My time in Lima was full of all sorts of interesting new facts and information. While it was just a quick stay, our guide, Omar did a great job teaching us about Peruvian culture and kept us laughing too. At one point while he was talking in the front of the bus he fell almost into the drivers lap. "Sometimes it happens," he replied and barely missed a beat in his talk about all of the varieties of potatoes found throughout Peru. Since I am on the topic of potatoes, there are over 3,000 varieties! Who knew? Also fascinating was that there are over 300 different types of corn. I was able to sample a couple while I was there including the purple kind that makes a lovely drink called chicha morada.
Culturally, there is a quite a diverse mix of people who live in Lima. Mestizo, or mixed race people make up the majority of the population here. There is also a large population of Chinese immigrants who have had a significant influence on the cuisine. Chifa, a Chinese/Peruvian restaurant is commonplace along the city streets. The influence is so strong in fact that there is no Chinatown because there is a complete integration into the culture.
The rest of the day was full of a trip to a history museum, the St. Francis Museum/ Church, and the Convento de San Francisco. And this was all before lunch! The history museum was like most museums full of artifacts like pottery telling the stories of a civilization long extinct. Omar's stories helped paint a picture of what the Incas were like and how advanced their society was. More on all of that in the Cuzco post. The church, which didn't allow pictures, was eerily beautiful. The ceiling was a series of wood carvings that fit together like a puzzle. The center courtyard was a rose garden with tiled columns all around the outside. Frescoes lined the upper walls while white mosaic spanish-style tiles line the mid and bottom parts. As I walked through admiring the architecture, the smell of sautéing garlic filled the air. I then walked through a couple of rooms past an alley way painted red with red pots lining the walkway. I then wandered into a room lined with gilded icons of saints. Each one had a story, and it made me wish I had paid more attention in my religious eduction classes as a child.
The most disturbing but fascinating part of the day was the walk through the catacombs. Again, no photos were allowed, so I'll do my best to illuminate the experience. Into the underground crypts I went ducking my head so as not to smack my forehead on the very low ceilings. The light was minimal, and the smell was appropriately musty with a hint of death. Around each corner was a different display of various bones. I came to find out that approximately 25,000 people had been buried here.

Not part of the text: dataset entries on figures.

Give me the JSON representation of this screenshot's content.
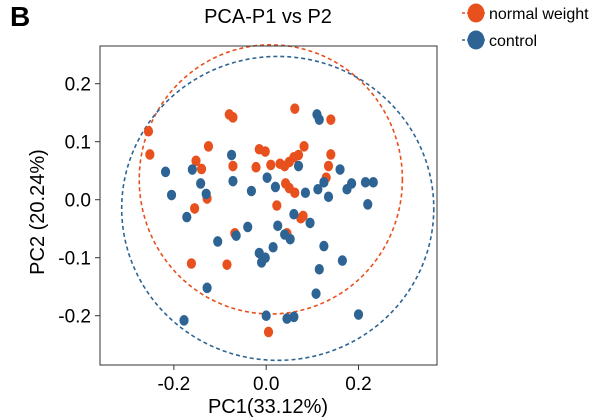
{
  "panel_label": "B",
  "chart_data": {
    "type": "scatter",
    "title": "PCA-P1 vs P2",
    "xlabel": "PC1(33.12%)",
    "ylabel": "PC2 (20.24%)",
    "xlim": [
      -0.36,
      0.37
    ],
    "ylim": [
      -0.285,
      0.265
    ],
    "x_ticks": [
      -0.2,
      0.0,
      0.2
    ],
    "x_tick_labels": [
      "-0.2",
      "0.0",
      "0.2"
    ],
    "y_ticks": [
      -0.2,
      -0.1,
      0.0,
      0.1,
      0.2
    ],
    "y_tick_labels": [
      "-0.2",
      "-0.1",
      "0.0",
      "0.1",
      "0.2"
    ],
    "grid": false,
    "legend_position": "outside-top-right",
    "series": [
      {
        "name": "normal weight",
        "color": "#E8501E",
        "points": [
          [
            -0.255,
            0.118
          ],
          [
            -0.252,
            0.078
          ],
          [
            -0.125,
            0.092
          ],
          [
            -0.08,
            0.147
          ],
          [
            -0.072,
            0.142
          ],
          [
            -0.152,
            0.067
          ],
          [
            -0.14,
            0.053
          ],
          [
            -0.155,
            -0.015
          ],
          [
            -0.128,
            0.002
          ],
          [
            -0.072,
            0.058
          ],
          [
            -0.068,
            -0.058
          ],
          [
            -0.022,
            0.056
          ],
          [
            -0.015,
            0.087
          ],
          [
            -0.002,
            0.083
          ],
          [
            0.01,
            0.06
          ],
          [
            0.023,
            -0.01
          ],
          [
            0.03,
            0.062
          ],
          [
            0.04,
            0.058
          ],
          [
            0.05,
            0.065
          ],
          [
            0.062,
            0.157
          ],
          [
            0.06,
            0.073
          ],
          [
            0.07,
            0.077
          ],
          [
            0.082,
            0.092
          ],
          [
            0.05,
            0.02
          ],
          [
            0.062,
            0.012
          ],
          [
            0.075,
            -0.032
          ],
          [
            0.045,
            -0.058
          ],
          [
            0.14,
            0.138
          ],
          [
            0.14,
            0.078
          ],
          [
            0.135,
            0.058
          ],
          [
            0.13,
            0.038
          ],
          [
            -0.085,
            -0.112
          ],
          [
            -0.162,
            -0.11
          ],
          [
            0.005,
            -0.228
          ],
          [
            0.08,
            -0.028
          ],
          [
            0.042,
            0.028
          ]
        ]
      },
      {
        "name": "control",
        "color": "#2E6494",
        "points": [
          [
            -0.218,
            0.048
          ],
          [
            -0.205,
            0.008
          ],
          [
            -0.172,
            -0.03
          ],
          [
            -0.16,
            0.052
          ],
          [
            -0.142,
            0.028
          ],
          [
            -0.13,
            0.01
          ],
          [
            -0.105,
            -0.072
          ],
          [
            -0.075,
            0.077
          ],
          [
            -0.072,
            0.032
          ],
          [
            -0.065,
            -0.062
          ],
          [
            -0.04,
            -0.047
          ],
          [
            -0.032,
            0.015
          ],
          [
            -0.015,
            -0.092
          ],
          [
            -0.01,
            -0.108
          ],
          [
            -0.002,
            -0.1
          ],
          [
            0.002,
            0.038
          ],
          [
            0.015,
            -0.082
          ],
          [
            0.02,
            0.022
          ],
          [
            0.025,
            -0.045
          ],
          [
            0.04,
            -0.06
          ],
          [
            0.052,
            -0.068
          ],
          [
            0.06,
            -0.025
          ],
          [
            0.07,
            0.058
          ],
          [
            0.085,
            0.012
          ],
          [
            0.095,
            -0.04
          ],
          [
            0.11,
            0.147
          ],
          [
            0.112,
            0.018
          ],
          [
            0.115,
            0.138
          ],
          [
            0.125,
            0.03
          ],
          [
            0.135,
            0.005
          ],
          [
            0.16,
            0.052
          ],
          [
            0.175,
            0.018
          ],
          [
            0.185,
            0.028
          ],
          [
            0.22,
            -0.008
          ],
          [
            0.215,
            0.03
          ],
          [
            0.115,
            -0.12
          ],
          [
            0.108,
            -0.162
          ],
          [
            0.06,
            -0.202
          ],
          [
            0.045,
            -0.205
          ],
          [
            0.2,
            -0.198
          ],
          [
            -0.178,
            -0.208
          ],
          [
            -0.128,
            -0.152
          ],
          [
            0.0,
            -0.2
          ],
          [
            0.232,
            0.03
          ],
          [
            0.165,
            -0.105
          ],
          [
            0.125,
            -0.08
          ]
        ]
      }
    ],
    "ellipses": [
      {
        "series": "normal weight",
        "cx": 0.01,
        "cy": 0.035,
        "rx": 0.285,
        "ry": 0.232
      },
      {
        "series": "control",
        "cx": 0.025,
        "cy": -0.015,
        "rx": 0.338,
        "ry": 0.262
      }
    ]
  }
}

I use the term buried very loosely though because there are just piles and piles of bones just out in the open. They are just grave-like holes full of leg bones. How this is a tourist attraction or "decoration" as it was called; I'm not sure. Walking through more creepy low tunnels past empty candelabras I came upon an image that will stay with me for a very long time. There were skulls arranged in concentric circles connected by femur bones. It looked like something out of a medieval secret society meeting.

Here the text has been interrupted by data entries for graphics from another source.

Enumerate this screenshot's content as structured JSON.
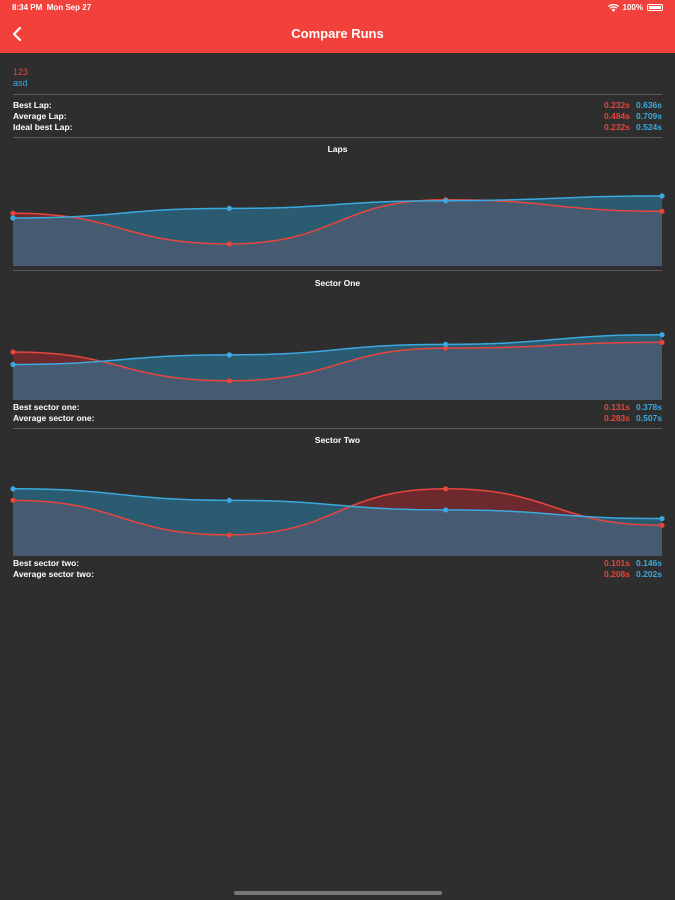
{
  "status": {
    "time": "8:34 PM",
    "date": "Mon Sep 27",
    "battery": "100%"
  },
  "nav": {
    "title": "Compare Runs"
  },
  "runs": {
    "run1": "123",
    "run2": "asd"
  },
  "summary": [
    {
      "label": "Best Lap:",
      "v1": "0.232s",
      "v2": "0.636s"
    },
    {
      "label": "Average Lap:",
      "v1": "0.484s",
      "v2": "0.709s"
    },
    {
      "label": "Ideal best Lap:",
      "v1": "0.232s",
      "v2": "0.524s"
    }
  ],
  "colors": {
    "run1": "#e8453c",
    "run2": "#3ba9e0",
    "header": "#f2413a"
  },
  "chart_data": [
    {
      "type": "area",
      "title": "Laps",
      "x": [
        1,
        2,
        3,
        4
      ],
      "series": [
        {
          "name": "123",
          "values": [
            0.55,
            0.23,
            0.69,
            0.57
          ]
        },
        {
          "name": "asd",
          "values": [
            0.5,
            0.6,
            0.68,
            0.73
          ]
        }
      ]
    },
    {
      "type": "area",
      "title": "Sector One",
      "x": [
        1,
        2,
        3,
        4
      ],
      "series": [
        {
          "name": "123",
          "values": [
            0.5,
            0.2,
            0.54,
            0.6
          ]
        },
        {
          "name": "asd",
          "values": [
            0.37,
            0.47,
            0.58,
            0.68
          ]
        }
      ]
    },
    {
      "type": "area",
      "title": "Sector Two",
      "x": [
        1,
        2,
        3,
        4
      ],
      "series": [
        {
          "name": "123",
          "values": [
            0.58,
            0.22,
            0.7,
            0.32
          ]
        },
        {
          "name": "asd",
          "values": [
            0.7,
            0.58,
            0.48,
            0.39
          ]
        }
      ]
    }
  ],
  "sector_one_stats": [
    {
      "label": "Best sector one:",
      "v1": "0.131s",
      "v2": "0.378s"
    },
    {
      "label": "Average sector one:",
      "v1": "0.283s",
      "v2": "0.507s"
    }
  ],
  "sector_two_stats": [
    {
      "label": "Best sector two:",
      "v1": "0.101s",
      "v2": "0.146s"
    },
    {
      "label": "Average sector two:",
      "v1": "0.208s",
      "v2": "0.202s"
    }
  ]
}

The rest of the day involved lunch at a seaside mall called Larcomar in Miraflores which was just a couple short minutes from our hotel. Later on we headed over to JFK park to see all of the stray cats that just hang out there. Apparently it was the place to take a cat that was no longer wanted. There were so many cats just lounging in flower beds and chasing each other around. I had never seen anything like it before. Walking around the city at night was peaceful and beautiful, but I definitely recommend walking with a group. There is so much more to see and do in Lima, but for one day I truly felt like I was beginning to understand what a special country Peru is.